Driving Near 6th Street Late at Night - Must Be Drunk

My last post was about the “reasonable suspicion” standard as applied by the 4th District Court of Appeals (San Antonio). A day after posting about that case, the Court of Criminal Appeals released a new “reasonable suspicion” case – Foster v. State. In this case, the CCA reverses the 3rd District Court of Appeals (Austin) which previously held that reasonable suspicion did not exist to justify appellant’s investigative detention. The CCA concludes, however, that the officer did have reasonable suspicion to justify detaining appellant. The detention resulted in appellant’s arrest and conviction for DWI.

What is becoming all too clear from reading these cases is that a “reasonable suspicion” determination can go either way, and that a big factor in the case is the initial ruling of the trial court. The law requires that appellate courts give the trial court decision great deference, which, if this standard is applied, can make it quite difficult to overturn a trial judge’s ruling on this issue.

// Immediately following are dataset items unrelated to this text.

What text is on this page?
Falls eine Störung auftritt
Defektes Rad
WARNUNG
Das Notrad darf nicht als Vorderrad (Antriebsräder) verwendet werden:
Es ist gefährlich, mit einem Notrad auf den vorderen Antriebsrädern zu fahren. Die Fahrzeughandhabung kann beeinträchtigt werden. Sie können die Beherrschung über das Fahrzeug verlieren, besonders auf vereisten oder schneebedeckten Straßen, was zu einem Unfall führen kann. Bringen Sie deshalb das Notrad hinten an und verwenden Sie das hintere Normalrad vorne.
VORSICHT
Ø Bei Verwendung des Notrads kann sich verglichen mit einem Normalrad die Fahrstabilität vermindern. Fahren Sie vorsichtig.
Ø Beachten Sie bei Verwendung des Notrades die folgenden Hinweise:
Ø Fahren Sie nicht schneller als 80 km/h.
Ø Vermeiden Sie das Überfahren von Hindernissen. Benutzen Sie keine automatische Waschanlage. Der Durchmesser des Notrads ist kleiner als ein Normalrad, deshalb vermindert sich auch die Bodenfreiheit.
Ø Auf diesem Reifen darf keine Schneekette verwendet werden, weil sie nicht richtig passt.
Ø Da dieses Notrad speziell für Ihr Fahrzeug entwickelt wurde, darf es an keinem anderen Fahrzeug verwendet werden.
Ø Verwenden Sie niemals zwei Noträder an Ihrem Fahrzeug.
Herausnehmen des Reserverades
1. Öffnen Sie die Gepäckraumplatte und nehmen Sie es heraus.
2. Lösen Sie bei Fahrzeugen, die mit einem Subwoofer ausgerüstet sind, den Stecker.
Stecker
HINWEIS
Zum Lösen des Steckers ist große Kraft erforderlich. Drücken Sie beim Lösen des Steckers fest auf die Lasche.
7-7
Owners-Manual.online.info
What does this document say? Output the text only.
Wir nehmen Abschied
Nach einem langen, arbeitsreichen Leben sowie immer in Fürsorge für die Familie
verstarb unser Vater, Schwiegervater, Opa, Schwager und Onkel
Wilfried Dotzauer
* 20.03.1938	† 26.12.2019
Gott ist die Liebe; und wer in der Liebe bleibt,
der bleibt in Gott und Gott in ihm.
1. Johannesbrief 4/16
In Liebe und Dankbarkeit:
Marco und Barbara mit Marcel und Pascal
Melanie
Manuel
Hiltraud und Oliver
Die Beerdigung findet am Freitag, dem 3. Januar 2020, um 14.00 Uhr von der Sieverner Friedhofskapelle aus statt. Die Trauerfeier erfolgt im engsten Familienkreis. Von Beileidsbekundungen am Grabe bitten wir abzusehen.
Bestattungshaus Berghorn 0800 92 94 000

Let’s see what you think about the CCA’s determination that the officer has “reasonable suspicion” to justify appellant’s detention. Here’s what the officer observed:

  • Appellant was driving his vehicle near the Sixth Street bar district in Austin.
  • It was late at night.
  • Austin police often observe people driving while intoxicated near this area late at night.
  • Appellant stopped his vehicle closely behind the officer’s unmarked vehicle at a traffic light.
  • Appellant’s vehicle exhibited a lurching movement forward after he had stopped at the light.
  • Appellant’s vehicle moved forward again as if to try to change lanes at the light, but he was too close to the officer’s unmarked vehicle to execute the lane change.
That’s it. That is all the objective evidence the officer had to justify the investigative detention that led to appellant’s arrest for DWI. A little flimsy if you ask me. Okay, you might say, “But wasn’t he actually driving while intoxicated? Why does it matter that the officer’s reason for the stop is a bit flimsy?” I’ll tell you why. Because we don’t live in Nazi Germany. The police cannot simply stop you whenever they have a hunch. The U.S. Constitution gives us the right to be “secure in our person, houses, papers, and effects against unreasonable searches and seizures” and we should guard against even the slightest erosion of this right. Any police detention that is not based upon specific, articulable facts should be met with sharp contempt. That’s my $0.02. But, once again, this case turned on the trial court’s initial ruling that the stop was justified, and based on the great deference owed that decision, the CCA felt it must uphold the trial court’s ruling.